Modulation of the immune function is a major toxicological concern associated with environmental pollution, and a link between exposure and prevalence of infectious diseases has been established in humans and wildlife. It has recently been suggested that the expression of microRNA-155 (miR-155) and related genes constitute an important innate host response against viral infections, since deregulation of this pathway is linked to increased host susceptibility and influences disease outcomes. We use a combination of in vitro, in vivo, and in situ studies to elucidate the mechanisms involved in pollutant induced disease amplification in humans, wildlife, and domestic animals


The combined effects of climate change and pollution on disease persistence in the Arctic will likely have a severe effect on Arctic wildlife in the years to come. This project is currently addressing this by characterising pollutant levels, immune system effects, and pathogen prevalence in a model species, the black legged kittiwake (Rissa tridactyla).

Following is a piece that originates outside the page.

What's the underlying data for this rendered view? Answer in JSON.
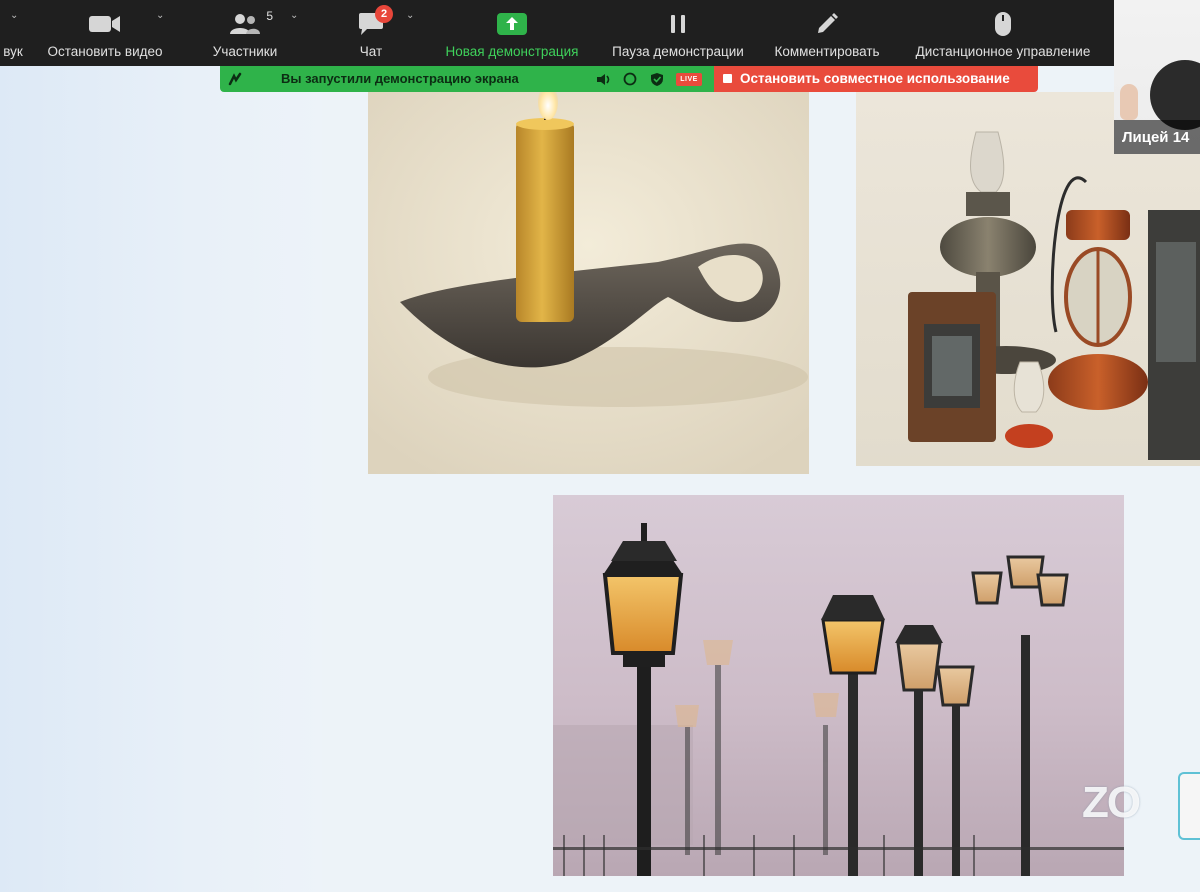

Host pathogen interactions

Climate related changes have been increasingly linked to disease expansion, and as warming continues it is predicted to specifically affect northern ecosystem disease dynamics. Northern ecosystems are also subject to high accumulation of pollutants (e.g. Persistent Organic Pollutants, Flame Retardants), yet information on the effect these immunosuppressive toxins have on infectious disease persistence in organisms, and their ability to respond to these new threats, is sparse at best. Thus, this project addresses infectious disease susceptibility and immune system effects from environmental pollutants in wildlife. This project is determining the as yet uncharacterised risk to naive (sub) Arctic species of emerging infectious disease threats due to: 1) climate change; 2) immunotoxic environmental pollutants; and 3) predicted low immune gene diversity of species that have historically been exposed to low pathogen levels.